Kachin ask China to forge peace
Leaders of Myanmar's ethnic Kachin insurgency are urging Beijing to pressure the country's military leaders to end intensifying attacks near Myanmar's border with China and create a 'meaningful' peace.
Dr La Ja, general secretary of the Kachin Independence Organisation (KIO), said he believed only China - rather than the United States and other powers - could influence the Myanmese generals determined to crush the Kachin insurgency.
'We know China wants a stable border so they can come in and invest ... but we want China to know that they can help by putting pressure on the army to stop the attacks and work seriously to create a real and lasting peace,' he told the South China Morning Post yesterday. 'They won't get a stable border any other way ... it is not just about a ceasefire, it is about a real and equal peace.

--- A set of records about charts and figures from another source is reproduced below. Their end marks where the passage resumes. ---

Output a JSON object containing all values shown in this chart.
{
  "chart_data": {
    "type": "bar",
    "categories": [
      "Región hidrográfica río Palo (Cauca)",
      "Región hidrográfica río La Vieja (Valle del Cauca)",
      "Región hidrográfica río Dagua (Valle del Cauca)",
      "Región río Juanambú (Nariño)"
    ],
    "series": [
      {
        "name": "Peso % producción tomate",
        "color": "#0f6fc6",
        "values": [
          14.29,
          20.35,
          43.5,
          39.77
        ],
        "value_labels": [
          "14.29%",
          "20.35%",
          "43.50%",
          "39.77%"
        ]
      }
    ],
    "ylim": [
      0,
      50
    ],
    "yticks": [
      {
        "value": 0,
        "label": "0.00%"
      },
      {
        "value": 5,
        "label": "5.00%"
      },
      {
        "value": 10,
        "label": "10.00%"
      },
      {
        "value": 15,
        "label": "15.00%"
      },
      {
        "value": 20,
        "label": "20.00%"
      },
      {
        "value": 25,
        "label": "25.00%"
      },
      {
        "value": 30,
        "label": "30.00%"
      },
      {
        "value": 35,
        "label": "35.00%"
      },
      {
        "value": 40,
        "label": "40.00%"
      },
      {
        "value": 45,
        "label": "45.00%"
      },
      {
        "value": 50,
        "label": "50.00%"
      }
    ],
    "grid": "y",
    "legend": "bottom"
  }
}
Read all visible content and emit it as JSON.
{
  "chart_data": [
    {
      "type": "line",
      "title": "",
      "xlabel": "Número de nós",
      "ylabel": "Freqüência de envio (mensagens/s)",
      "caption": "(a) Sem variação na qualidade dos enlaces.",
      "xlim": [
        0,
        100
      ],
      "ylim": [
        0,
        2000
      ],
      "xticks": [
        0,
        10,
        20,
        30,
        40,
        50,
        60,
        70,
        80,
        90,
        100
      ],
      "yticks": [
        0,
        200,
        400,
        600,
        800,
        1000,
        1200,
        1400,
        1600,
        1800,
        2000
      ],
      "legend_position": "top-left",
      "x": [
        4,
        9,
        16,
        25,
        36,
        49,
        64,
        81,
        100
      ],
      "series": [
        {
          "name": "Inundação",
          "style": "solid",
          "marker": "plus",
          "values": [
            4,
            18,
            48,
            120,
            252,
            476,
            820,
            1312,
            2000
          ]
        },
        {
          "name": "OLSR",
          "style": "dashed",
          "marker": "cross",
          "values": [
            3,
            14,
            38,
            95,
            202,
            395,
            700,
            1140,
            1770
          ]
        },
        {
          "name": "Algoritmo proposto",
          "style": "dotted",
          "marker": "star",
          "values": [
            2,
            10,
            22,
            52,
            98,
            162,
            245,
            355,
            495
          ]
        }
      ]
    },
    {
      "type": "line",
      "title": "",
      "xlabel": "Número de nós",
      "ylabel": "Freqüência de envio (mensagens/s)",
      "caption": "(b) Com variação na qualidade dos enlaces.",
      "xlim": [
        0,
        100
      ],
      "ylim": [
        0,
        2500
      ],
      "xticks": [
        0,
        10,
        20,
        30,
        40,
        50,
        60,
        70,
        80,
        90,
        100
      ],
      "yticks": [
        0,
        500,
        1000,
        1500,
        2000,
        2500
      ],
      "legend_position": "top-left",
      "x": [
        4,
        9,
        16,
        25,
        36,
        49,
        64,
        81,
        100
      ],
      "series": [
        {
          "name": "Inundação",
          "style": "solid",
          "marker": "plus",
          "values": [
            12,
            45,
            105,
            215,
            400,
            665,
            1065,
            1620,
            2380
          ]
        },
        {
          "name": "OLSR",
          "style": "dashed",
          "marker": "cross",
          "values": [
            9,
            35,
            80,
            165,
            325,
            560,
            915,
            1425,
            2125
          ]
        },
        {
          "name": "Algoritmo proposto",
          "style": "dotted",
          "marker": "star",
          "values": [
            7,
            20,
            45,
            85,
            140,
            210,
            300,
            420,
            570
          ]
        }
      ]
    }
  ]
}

'The army is still running this, and not the executive of President Thein Sein - and it is the army that China can influence like no other country. The artillery pieces they are now firing at us are from China.'
Talks between the Kachin and the government have failed to stop the fighting that has raged since a 17-year ceasefire shattered in June last year amid tensions over a Chinese-built dam in the Kachin region.
Chinese officials and envoys have spoken repeatedly of the need for stability and reconciliation in Myanmar but have not been directly involved in attempts to settle its long-restive border insurgencies.